Sudah 4 tahun kami menjalani hidup berumah tangga, namun
keadaan ekonomi tidak juga membaik. Aku menyadari Mas Taufik mulai kelimpungan
mencari nafkah. Bahkan demi menghidupiku, kedua adiknya tidak bisa melanjutkan
Sekolahnya. Kemudian ketika Fariz pertama kali meneriakkan tangisan pertamanya,
keadaan semakin memburuk. Mas Taufik bekerja siang malam tanpa mengenal
istirahat, dia menjual semua yang dimilikinya. Bahkan hari demi hari tubuhnya
semakin kurus, sangat berbeda denganku. Mas Taufik selalu mengusahakan untuk mencukupi
semua kebutuhanku dengan melupakan dirinya. Pernah suatu kali aku menolak untuk
makan sebelum melihat Mas Taufik makan, tapi dia mengatakan bahwa aku menyakiti
harga dirinya sebagai seorang suami.
Sering aku menyarankannya istirahat ketika badannya sakit
tapi dia menolaknya. Dia tetap bekerja dengan tubuhnya yang semakin
sakit-sakitan. Dia sudah tidak peduli dengan dirinya sendiri hanya demi diriku.
Ingin sekali aku membantu Mas Taufik bekerja, tapi bagaimana dengan Fariz jika
aku bekerja? Semakin hari aku semakin tersiksa. Meski tubuhku sehat dan segar,
tercukupi gizi dan kasih sayang oleh Mas Taufik tapi hatiku sakit. Istri mana
yang tega melihat suaminya tersiksa saat dirinya hidup serba kecukupan?
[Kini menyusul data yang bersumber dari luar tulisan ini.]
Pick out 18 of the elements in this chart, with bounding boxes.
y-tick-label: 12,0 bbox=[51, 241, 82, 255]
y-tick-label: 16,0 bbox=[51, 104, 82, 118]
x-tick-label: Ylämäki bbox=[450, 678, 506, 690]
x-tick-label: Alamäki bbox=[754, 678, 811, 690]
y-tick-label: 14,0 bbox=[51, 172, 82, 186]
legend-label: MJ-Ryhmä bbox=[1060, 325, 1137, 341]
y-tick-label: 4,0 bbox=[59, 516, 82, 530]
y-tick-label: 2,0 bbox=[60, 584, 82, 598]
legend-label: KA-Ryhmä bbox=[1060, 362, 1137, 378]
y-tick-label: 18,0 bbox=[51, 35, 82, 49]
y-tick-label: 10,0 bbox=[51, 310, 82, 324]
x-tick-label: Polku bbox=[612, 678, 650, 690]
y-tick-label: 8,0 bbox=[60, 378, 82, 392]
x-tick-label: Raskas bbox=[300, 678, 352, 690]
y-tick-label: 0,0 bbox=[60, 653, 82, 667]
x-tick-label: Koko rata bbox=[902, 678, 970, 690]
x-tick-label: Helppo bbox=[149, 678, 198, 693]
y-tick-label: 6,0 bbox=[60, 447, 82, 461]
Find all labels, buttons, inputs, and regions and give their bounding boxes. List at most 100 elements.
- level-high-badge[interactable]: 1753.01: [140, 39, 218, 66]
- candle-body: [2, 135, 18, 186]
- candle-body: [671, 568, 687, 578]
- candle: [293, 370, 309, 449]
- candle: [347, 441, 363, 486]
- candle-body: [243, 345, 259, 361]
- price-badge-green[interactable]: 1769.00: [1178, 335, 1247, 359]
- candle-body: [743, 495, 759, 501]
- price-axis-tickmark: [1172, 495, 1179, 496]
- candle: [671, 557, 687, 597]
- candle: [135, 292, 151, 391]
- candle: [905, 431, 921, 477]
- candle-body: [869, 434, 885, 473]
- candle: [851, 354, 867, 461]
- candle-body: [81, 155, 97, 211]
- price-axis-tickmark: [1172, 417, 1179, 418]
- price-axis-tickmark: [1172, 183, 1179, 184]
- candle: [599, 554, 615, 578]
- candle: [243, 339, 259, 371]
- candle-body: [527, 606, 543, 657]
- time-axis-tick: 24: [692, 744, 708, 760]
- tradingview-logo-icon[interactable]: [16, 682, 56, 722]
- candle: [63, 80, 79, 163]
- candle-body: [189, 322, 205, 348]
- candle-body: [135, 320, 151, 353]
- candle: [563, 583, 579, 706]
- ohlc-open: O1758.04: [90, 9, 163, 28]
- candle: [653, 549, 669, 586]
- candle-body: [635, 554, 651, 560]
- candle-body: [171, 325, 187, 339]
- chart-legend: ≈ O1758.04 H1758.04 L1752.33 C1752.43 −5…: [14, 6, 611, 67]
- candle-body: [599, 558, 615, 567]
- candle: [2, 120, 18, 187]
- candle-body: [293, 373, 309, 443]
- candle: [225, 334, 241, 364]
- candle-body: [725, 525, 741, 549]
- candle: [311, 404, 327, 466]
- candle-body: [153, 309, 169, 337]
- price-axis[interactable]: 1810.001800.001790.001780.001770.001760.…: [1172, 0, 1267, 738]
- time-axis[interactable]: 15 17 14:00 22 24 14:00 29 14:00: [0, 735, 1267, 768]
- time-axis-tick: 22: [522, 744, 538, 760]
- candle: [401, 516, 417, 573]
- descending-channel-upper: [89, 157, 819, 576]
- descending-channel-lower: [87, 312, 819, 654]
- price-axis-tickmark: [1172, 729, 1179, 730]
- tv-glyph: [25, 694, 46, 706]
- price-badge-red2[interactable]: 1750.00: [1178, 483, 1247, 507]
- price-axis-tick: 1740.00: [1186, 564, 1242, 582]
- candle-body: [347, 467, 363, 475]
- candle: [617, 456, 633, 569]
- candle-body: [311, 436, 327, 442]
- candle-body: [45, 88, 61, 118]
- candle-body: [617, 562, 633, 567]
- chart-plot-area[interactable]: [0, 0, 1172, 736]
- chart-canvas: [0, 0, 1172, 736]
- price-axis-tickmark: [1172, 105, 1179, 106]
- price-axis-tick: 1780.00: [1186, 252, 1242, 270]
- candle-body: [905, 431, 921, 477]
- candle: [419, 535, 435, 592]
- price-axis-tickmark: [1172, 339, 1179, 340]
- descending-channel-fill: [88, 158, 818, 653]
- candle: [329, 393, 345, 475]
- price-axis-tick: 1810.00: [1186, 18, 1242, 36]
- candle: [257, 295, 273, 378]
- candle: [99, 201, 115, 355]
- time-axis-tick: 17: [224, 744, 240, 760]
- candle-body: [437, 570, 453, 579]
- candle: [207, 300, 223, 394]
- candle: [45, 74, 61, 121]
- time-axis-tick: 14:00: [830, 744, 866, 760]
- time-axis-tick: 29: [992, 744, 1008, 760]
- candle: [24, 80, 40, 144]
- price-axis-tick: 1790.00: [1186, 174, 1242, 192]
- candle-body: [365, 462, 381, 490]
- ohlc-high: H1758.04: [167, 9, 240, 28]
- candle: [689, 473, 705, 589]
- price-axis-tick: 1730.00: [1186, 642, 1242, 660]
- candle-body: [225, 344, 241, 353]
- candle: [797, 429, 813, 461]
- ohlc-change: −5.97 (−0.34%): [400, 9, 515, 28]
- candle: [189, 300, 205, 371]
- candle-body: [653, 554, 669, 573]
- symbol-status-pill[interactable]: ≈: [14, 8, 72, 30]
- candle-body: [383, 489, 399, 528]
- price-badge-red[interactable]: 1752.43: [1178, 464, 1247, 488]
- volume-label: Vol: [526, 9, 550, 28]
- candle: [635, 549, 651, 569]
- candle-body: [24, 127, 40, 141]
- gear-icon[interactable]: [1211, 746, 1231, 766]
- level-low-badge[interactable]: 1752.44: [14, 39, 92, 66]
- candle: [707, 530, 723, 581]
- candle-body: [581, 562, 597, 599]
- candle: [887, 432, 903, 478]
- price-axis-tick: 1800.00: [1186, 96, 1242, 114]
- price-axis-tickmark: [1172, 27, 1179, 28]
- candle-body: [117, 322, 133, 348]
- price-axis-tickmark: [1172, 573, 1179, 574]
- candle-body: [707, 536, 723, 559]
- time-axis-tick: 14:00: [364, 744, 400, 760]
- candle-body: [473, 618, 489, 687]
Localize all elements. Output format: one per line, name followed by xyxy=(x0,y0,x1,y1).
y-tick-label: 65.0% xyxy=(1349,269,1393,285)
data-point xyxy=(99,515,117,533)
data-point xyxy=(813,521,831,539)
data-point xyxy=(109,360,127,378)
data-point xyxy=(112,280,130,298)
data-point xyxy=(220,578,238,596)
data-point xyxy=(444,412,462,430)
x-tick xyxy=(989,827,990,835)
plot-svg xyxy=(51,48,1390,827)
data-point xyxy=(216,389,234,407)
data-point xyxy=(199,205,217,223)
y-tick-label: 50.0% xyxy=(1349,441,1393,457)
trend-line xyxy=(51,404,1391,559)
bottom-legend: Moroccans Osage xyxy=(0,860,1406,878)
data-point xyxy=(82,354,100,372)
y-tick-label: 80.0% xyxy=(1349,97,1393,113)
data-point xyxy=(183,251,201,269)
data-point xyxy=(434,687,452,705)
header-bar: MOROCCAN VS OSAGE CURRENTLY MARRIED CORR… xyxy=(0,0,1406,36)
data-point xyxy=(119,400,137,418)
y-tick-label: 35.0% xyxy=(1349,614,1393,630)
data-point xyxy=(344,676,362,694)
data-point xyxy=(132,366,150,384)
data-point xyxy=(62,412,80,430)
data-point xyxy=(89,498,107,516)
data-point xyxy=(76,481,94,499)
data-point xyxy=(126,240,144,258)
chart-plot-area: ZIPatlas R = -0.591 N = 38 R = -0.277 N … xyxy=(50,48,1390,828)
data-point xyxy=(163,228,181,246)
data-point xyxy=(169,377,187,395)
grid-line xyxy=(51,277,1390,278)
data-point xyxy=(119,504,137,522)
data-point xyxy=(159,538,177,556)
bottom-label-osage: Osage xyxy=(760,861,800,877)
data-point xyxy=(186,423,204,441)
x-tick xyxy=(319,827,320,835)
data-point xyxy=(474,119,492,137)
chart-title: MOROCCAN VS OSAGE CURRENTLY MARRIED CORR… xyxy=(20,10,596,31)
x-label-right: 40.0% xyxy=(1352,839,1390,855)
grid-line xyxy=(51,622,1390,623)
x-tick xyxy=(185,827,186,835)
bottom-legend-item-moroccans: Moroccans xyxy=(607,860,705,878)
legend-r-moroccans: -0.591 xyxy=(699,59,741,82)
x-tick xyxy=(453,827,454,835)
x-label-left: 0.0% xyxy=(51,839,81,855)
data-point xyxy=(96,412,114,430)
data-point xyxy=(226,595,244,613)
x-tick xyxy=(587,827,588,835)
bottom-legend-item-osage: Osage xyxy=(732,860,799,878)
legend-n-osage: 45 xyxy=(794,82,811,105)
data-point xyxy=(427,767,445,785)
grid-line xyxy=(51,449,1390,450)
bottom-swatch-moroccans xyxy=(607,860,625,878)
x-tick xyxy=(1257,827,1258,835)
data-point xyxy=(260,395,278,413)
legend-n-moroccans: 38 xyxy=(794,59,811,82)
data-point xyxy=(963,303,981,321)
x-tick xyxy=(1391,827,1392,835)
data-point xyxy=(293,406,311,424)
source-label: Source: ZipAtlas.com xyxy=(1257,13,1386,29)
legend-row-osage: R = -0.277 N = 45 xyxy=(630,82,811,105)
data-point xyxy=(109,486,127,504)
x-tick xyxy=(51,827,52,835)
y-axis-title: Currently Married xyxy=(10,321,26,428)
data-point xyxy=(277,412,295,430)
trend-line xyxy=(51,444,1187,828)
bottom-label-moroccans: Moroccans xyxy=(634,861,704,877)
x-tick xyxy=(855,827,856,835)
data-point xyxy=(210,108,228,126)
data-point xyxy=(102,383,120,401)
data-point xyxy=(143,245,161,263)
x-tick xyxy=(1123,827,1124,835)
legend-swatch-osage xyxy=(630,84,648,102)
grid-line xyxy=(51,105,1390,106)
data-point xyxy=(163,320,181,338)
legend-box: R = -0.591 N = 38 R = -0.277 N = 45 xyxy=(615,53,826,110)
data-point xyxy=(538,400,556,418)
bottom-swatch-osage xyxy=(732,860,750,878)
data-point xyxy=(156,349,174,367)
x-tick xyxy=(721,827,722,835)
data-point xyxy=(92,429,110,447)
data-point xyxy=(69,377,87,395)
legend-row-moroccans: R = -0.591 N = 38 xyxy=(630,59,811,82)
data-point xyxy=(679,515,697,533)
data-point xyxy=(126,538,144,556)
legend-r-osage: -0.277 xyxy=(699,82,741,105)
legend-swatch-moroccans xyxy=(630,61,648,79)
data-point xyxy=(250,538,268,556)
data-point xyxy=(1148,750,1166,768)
Aku akan terlihat jahat jika membebankan suamiku apa yang
diluar kemampuannya. Lalu apakah ada keputusan yang lebih baik? Sungguh, aku
tidak pernah ingin suamiku menderita lebih lama lagi karna diriku sebab itu aku
harus membuat keputusan yang tegas. “Mas, besok antar aku ke rumah orangtuaku.”
Kataku lirih.
Kulihat Mas Taufik begitu pasrah, tatapannya kosong seperti
kehilangan ruh. Airmatanya mengalir semakin deras. Dia hanya diam membisu tak
berani mendebatku, karna sebagaimana yang diketahuinya tentangku, ketika aku
memutuskan sesuatu tak ada seorangpun yang pernah berhasil merubahnya. Mas
Taufik mendekap kedua lututnya dan membenamkan kepalanya didalamnya, aku
mendengarnya menangis terisak-isak. Kemudian, nyaris tak terdengar dia berkata,
“baiklah, asalkan itu bisa membuatmu bahagia.”